El colapso económico y productivo de Venezuela afloró completamente en 2013, poco después de la muerte de Hugo Chávez. Estados Unidos, Canadá, la Unión Europea, y al comienzo, algunas nacionales latinoamericanas, colocaron sanciones políticas, económicas y administrativas al Gobierno de Maduro a causa de la dura represión a las manifestaciones opositoras de 2014 y 2017, que produjeron varias decenas de muertos; por impedir legislar soberanamente al parlamento que entonces controlaba la oposición; por socavar la democracia en consultas electorales amañadas, y por acusaciones a miembros de la plana dirigente revolucionaria de corrupción, lavado de dinero y violaciones a los derechos humanos que hoy son investigadas en la Corte Penal Internacional.

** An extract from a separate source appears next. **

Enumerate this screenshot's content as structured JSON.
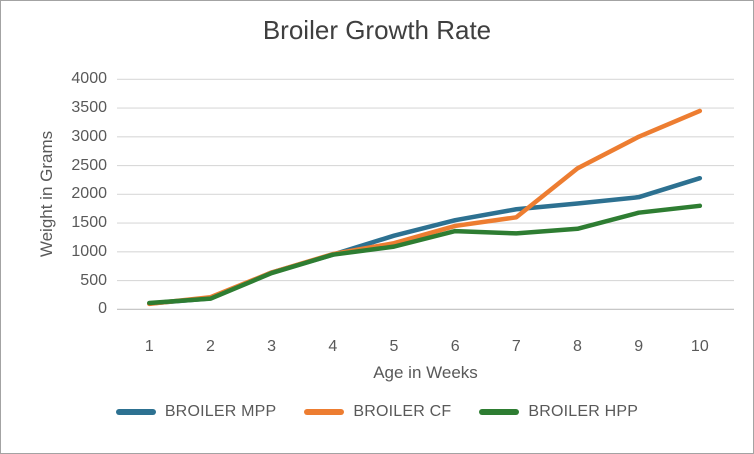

De acuerdo a cálculos de la firma Datanalisis, 74 por ciento de la población ya no está de acuerdo con las sanciones internacionales al país, frente a un 17 por ciento que sí lo está. Cerca del 30 por ciento de la población responsabiliza a las sanciones de la situación actual. El 76 por ciento manifiesta, en particular, su interés en que sean suprimidas las sanciones petroleras, en una nación con altas tasas de endeudamiento y salarios misérrimos. Por contrapartida, las sanciones personales a determinados funcionarios son aprobadas con un 52 por ciento.